How to watch the Draconid meteor showers tonight

Draconids because of the peculiarities of meteor showers have a yellow or red tint.

Here is what you need to know about the meteor shower above Leicestershire skies this month.

This year, the shower lasts between October 2 and October 16 but is most intense when it peaks on October 8.

The meteor show is one of two showers be seen in the skies in October - the second meteor shower (the Orionids) in October usually peaks around October 21.

When is the Draconid Meteor Shower? This year, comet 21P/Giacobini-Zinner reached its perihelion (its nearest point of orbit to the sun) on September 10, which means there is a possibility that more meteors will be observed. In 2018, about 10 meteors per hour are expected. Previous outbursts have occurred in years where that debris trail was fresh. It will be high in the sky when darkness falls, moving lower throughout the night and finally near the horizon by dawn.

The Draconids appear to emanate from the constellation Draco, the dragon, from a point just above the Little Dipper in the north after sunset.

The best time interval is between 4 - 5 am on October 9 (Kyiv time).

However, when the Draconid does flex its muscles, it offers some of the most incredible meteor showers.

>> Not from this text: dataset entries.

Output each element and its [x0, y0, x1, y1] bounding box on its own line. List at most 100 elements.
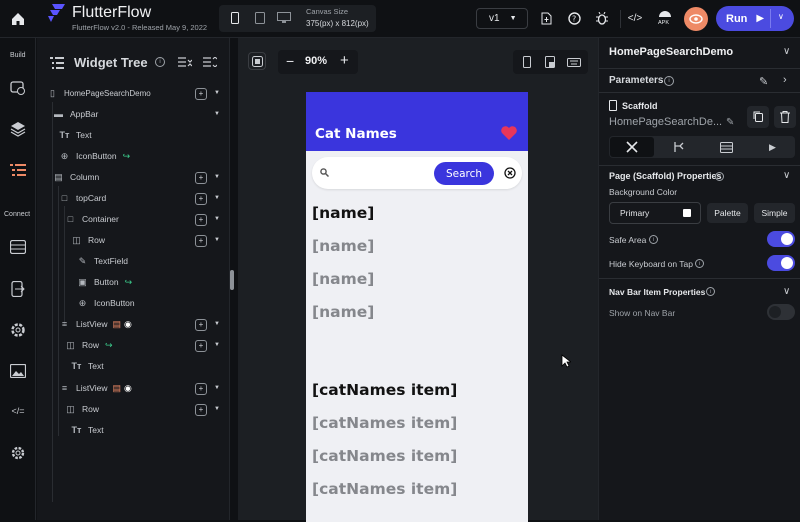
help-icon[interactable]: ?	[566, 10, 582, 26]
info-icon[interactable]: i	[695, 259, 704, 268]
keyboard-icon[interactable]	[567, 55, 581, 69]
theme-settings-icon[interactable]	[8, 78, 28, 98]
tablet-device-icon[interactable]	[544, 55, 556, 69]
info-icon[interactable]: i	[706, 287, 715, 296]
delete-icon[interactable]	[774, 106, 796, 128]
add-widget-icon[interactable]: +	[195, 172, 207, 184]
top-card[interactable]: Search	[306, 151, 528, 196]
widget-tree-icon[interactable]	[8, 160, 28, 180]
chevron-down-icon[interactable]: ∨	[778, 12, 784, 21]
preview-eye-icon[interactable]	[684, 7, 708, 31]
add-widget-icon[interactable]: +	[195, 404, 207, 416]
bg-color-select[interactable]: Primary	[609, 202, 701, 224]
chevron-down-icon[interactable]: ▼	[214, 90, 220, 96]
tree-item-text[interactable]: Tт Text	[59, 125, 92, 145]
chevron-down-icon[interactable]: ▼	[214, 216, 220, 222]
tree-item-iconbutton[interactable]: ⊕ IconButton	[77, 293, 135, 313]
chevron-right-icon[interactable]: ›	[783, 74, 787, 86]
database-icon[interactable]	[8, 237, 28, 257]
tab-properties[interactable]	[610, 137, 654, 157]
info-icon[interactable]: i	[155, 57, 165, 67]
chevron-down-icon[interactable]: ▼	[214, 406, 220, 412]
add-widget-icon[interactable]: +	[195, 340, 207, 352]
list-item-name[interactable]: [name]	[312, 204, 374, 222]
edit-icon[interactable]: ✎	[726, 117, 734, 128]
tree-item-listview[interactable]: ≡ ListView ▤ ◉	[59, 378, 132, 398]
desktop-device-icon[interactable]	[277, 11, 291, 25]
collapse-all-icon[interactable]	[177, 55, 193, 69]
tree-item-row[interactable]: ◫ Row	[71, 230, 105, 250]
copy-icon[interactable]	[747, 106, 769, 128]
chevron-down-icon[interactable]: ▼	[214, 195, 220, 201]
tablet-device-icon[interactable]	[253, 11, 267, 25]
tree-item-listview[interactable]: ≡ ListView ▤ ◉	[59, 314, 132, 334]
chevron-down-icon[interactable]: ▼	[214, 385, 220, 391]
palette-button[interactable]: Palette	[707, 203, 748, 223]
tree-item-topcard[interactable]: □ topCard	[59, 188, 106, 208]
show-nav-toggle[interactable]	[767, 304, 795, 320]
list-item-name[interactable]: [name]	[312, 303, 374, 321]
add-widget-icon[interactable]: +	[195, 319, 207, 331]
info-icon[interactable]: i	[715, 172, 724, 181]
chevron-down-icon[interactable]: ▼	[214, 321, 220, 327]
phone-device-icon[interactable]	[229, 11, 241, 25]
custom-code-settings-icon[interactable]	[8, 320, 28, 340]
search-container[interactable]: Search	[312, 157, 522, 189]
version-select[interactable]: v1 ▼	[476, 8, 528, 29]
run-button[interactable]: Run ▶ ∨	[716, 6, 794, 31]
hide-keyboard-toggle[interactable]	[767, 255, 795, 271]
add-widget-icon[interactable]: +	[195, 383, 207, 395]
tree-item-text[interactable]: Tт Text	[71, 420, 104, 440]
tree-item-page[interactable]: ▯ HomePageSearchDemo	[47, 83, 151, 103]
canvas-settings-icon[interactable]	[248, 52, 266, 70]
list-item-catname[interactable]: [catNames item]	[312, 480, 457, 498]
clear-icon[interactable]	[504, 167, 516, 179]
expand-all-icon[interactable]	[202, 55, 218, 69]
add-widget-icon[interactable]: +	[195, 88, 207, 100]
tree-item-iconbutton[interactable]: ⊕ IconButton ↪	[59, 146, 130, 166]
phone-preview[interactable]: Cat Names Search [name] [name] [name] [n…	[306, 92, 528, 522]
chevron-down-icon[interactable]: ∨	[783, 286, 790, 297]
layers-icon[interactable]	[8, 119, 28, 139]
chevron-down-icon[interactable]: ▼	[214, 342, 220, 348]
tab-backend-query[interactable]	[704, 137, 748, 157]
tree-item-row[interactable]: ◫ Row ↪	[65, 335, 112, 355]
info-icon[interactable]: i	[664, 76, 674, 86]
add-widget-icon[interactable]: +	[195, 214, 207, 226]
chevron-down-icon[interactable]: ▼	[214, 237, 220, 243]
add-widget-icon[interactable]: +	[195, 193, 207, 205]
zoom-in-button[interactable]: +	[340, 52, 349, 69]
search-input[interactable]	[334, 162, 434, 184]
tree-item-button[interactable]: ▣ Button ↪	[77, 272, 132, 292]
chevron-down-icon[interactable]: ▼	[214, 111, 220, 117]
chevron-down-icon[interactable]: ▼	[214, 174, 220, 180]
phone-device-icon[interactable]	[521, 55, 533, 69]
zoom-out-button[interactable]: −	[286, 53, 294, 69]
heart-icon[interactable]	[500, 125, 518, 141]
list-item-catname[interactable]: [catNames item]	[312, 414, 457, 432]
info-icon[interactable]: i	[649, 235, 658, 244]
panel-resize-handle[interactable]	[230, 270, 234, 290]
tree-item-row[interactable]: ◫ Row	[65, 399, 99, 419]
tree-item-container[interactable]: □ Container	[65, 209, 119, 229]
app-bar[interactable]: Cat Names	[306, 92, 528, 151]
media-assets-icon[interactable]	[8, 361, 28, 381]
app-bar-title[interactable]: Cat Names	[315, 126, 397, 142]
chevron-down-icon[interactable]: ∨	[783, 170, 790, 181]
api-calls-icon[interactable]	[8, 279, 28, 299]
add-widget-icon[interactable]: +	[195, 235, 207, 247]
android-apk-icon[interactable]: APK	[656, 8, 674, 30]
chevron-down-icon[interactable]: ∨	[783, 46, 790, 57]
edit-icon[interactable]: ✎	[759, 75, 768, 88]
tree-item-textfield[interactable]: ✎ TextField	[77, 251, 128, 271]
tree-item-text[interactable]: Tт Text	[71, 356, 104, 376]
list-item-name[interactable]: [name]	[312, 270, 374, 288]
tree-item-column[interactable]: ▤ Column	[53, 167, 99, 187]
widget-name-field[interactable]: HomePageSearchDe...	[609, 116, 722, 128]
tree-item-appbar[interactable]: ▬ AppBar	[53, 104, 98, 124]
bug-icon[interactable]	[594, 10, 610, 26]
custom-code-icon[interactable]: </=	[8, 401, 28, 421]
settings-gear-icon[interactable]	[8, 443, 28, 463]
list-item-catname[interactable]: [catNames item]	[312, 447, 457, 465]
safe-area-toggle[interactable]	[767, 231, 795, 247]
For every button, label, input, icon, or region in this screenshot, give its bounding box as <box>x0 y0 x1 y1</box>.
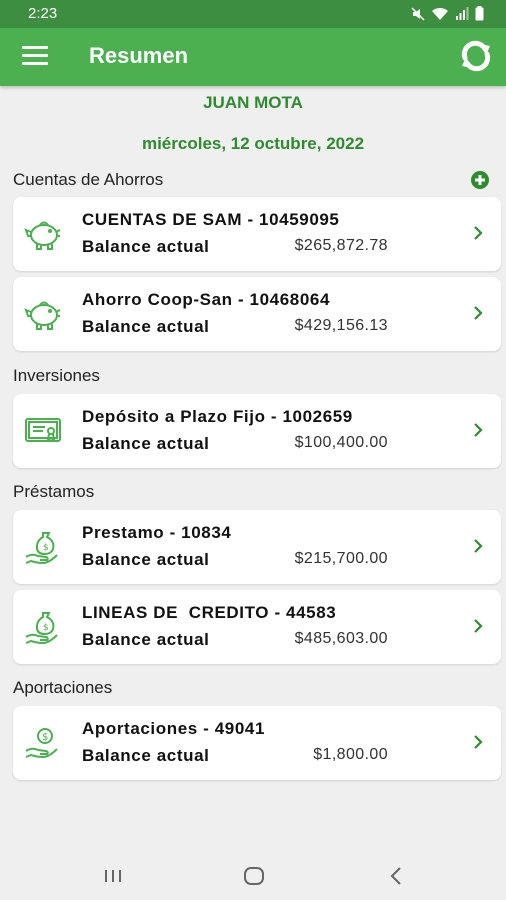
section-title-ahorros: Cuentas de Ahorros <box>13 170 164 189</box>
balance-label: Balance actual <box>82 317 210 336</box>
account-name: Ahorro Coop-San - 10468064 <box>82 290 330 309</box>
account-card[interactable]: CUENTAS DE SAM - 10459095 Balance actual… <box>13 197 501 271</box>
status-icons <box>411 6 484 26</box>
status-bar: 2:23 <box>0 0 506 28</box>
app-bar: Resumen <box>0 28 506 86</box>
balance-amount: $265,872.78 <box>294 237 388 254</box>
money-bag-hand-icon: $ <box>23 527 65 567</box>
status-time: 2:23 <box>28 5 58 22</box>
balance-amount: $100,400.00 <box>294 434 388 451</box>
mute-icon <box>411 6 425 26</box>
home-icon[interactable] <box>239 864 269 888</box>
account-name: CUENTAS DE SAM - 10459095 <box>82 210 340 229</box>
piggy-bank-icon <box>23 294 65 334</box>
system-nav-bar <box>0 852 506 900</box>
account-name: LINEAS DE CREDITO - 44583 <box>82 603 337 622</box>
wifi-icon <box>431 7 449 26</box>
chevron-right-icon <box>471 223 485 243</box>
battery-icon <box>475 6 484 26</box>
account-card[interactable]: Depósito a Plazo Fijo - 1002659 Balance … <box>13 394 501 468</box>
account-card[interactable]: Ahorro Coop-San - 10468064 Balance actua… <box>13 277 501 351</box>
back-icon[interactable] <box>382 864 412 888</box>
signal-icon <box>455 6 469 26</box>
svg-text:$: $ <box>43 623 49 633</box>
account-card[interactable]: $ Aportaciones - 49041 Balance actual $1… <box>13 706 501 780</box>
balance-label: Balance actual <box>82 550 210 569</box>
balance-amount: $429,156.13 <box>294 317 388 334</box>
balance-amount: $1,800.00 <box>313 746 388 763</box>
refresh-icon[interactable] <box>456 36 496 76</box>
account-name: Depósito a Plazo Fijo - 1002659 <box>82 407 353 426</box>
balance-amount: $215,700.00 <box>294 550 388 567</box>
section-title-prestamos: Préstamos <box>13 482 95 501</box>
section-title-inversiones: Inversiones <box>13 366 100 385</box>
balance-label: Balance actual <box>82 434 210 453</box>
current-date: miércoles, 12 octubre, 2022 <box>141 134 365 153</box>
account-name: Aportaciones - 49041 <box>82 719 266 738</box>
account-card[interactable]: $ Prestamo - 10834 Balance actual $215,7… <box>13 510 501 584</box>
balance-label: Balance actual <box>82 630 210 649</box>
account-card[interactable]: $ LINEAS DE CREDITO - 44583 Balance actu… <box>13 590 501 664</box>
account-name: Prestamo - 10834 <box>82 523 232 542</box>
page-title: Resumen <box>89 43 189 68</box>
svg-text:$: $ <box>42 732 48 743</box>
svg-text:$: $ <box>43 543 49 553</box>
balance-label: Balance actual <box>82 746 210 765</box>
section-title-aportaciones: Aportaciones <box>13 678 113 697</box>
balance-label: Balance actual <box>82 237 210 256</box>
user-name: JUAN MOTA <box>203 93 303 112</box>
piggy-bank-icon <box>23 214 65 254</box>
coin-hand-icon: $ <box>23 723 65 763</box>
hamburger-menu-icon[interactable] <box>22 46 48 68</box>
certificate-icon <box>23 411 65 451</box>
chevron-right-icon <box>471 536 485 556</box>
balance-amount: $485,603.00 <box>294 630 388 647</box>
money-bag-hand-icon: $ <box>23 607 65 647</box>
recent-apps-icon[interactable] <box>98 864 128 888</box>
chevron-right-icon <box>471 420 485 440</box>
chevron-right-icon <box>471 616 485 636</box>
chevron-right-icon <box>471 732 485 752</box>
add-account-icon[interactable] <box>470 170 490 190</box>
chevron-right-icon <box>471 303 485 323</box>
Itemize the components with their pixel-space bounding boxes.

If you can't find it, don't worry: The meteors can appear anywhere.

According to, the Draconid meteors burst out into the skies near the Draco stars of Eltanin and Rastaban.

As with other meteor showers, the "shooting stars" are caused when fragments of comet dust burn up upon entering the Earth's atmosphere.

Because shooting stars move across the sky in a blink of the eye, it is best to find a clear wide open area where you can observe the entire sky at once.

At the same time, before you can see the meteor shower, it is better to give your eyes time to adapt: do not look at the light for at least 20 minutes.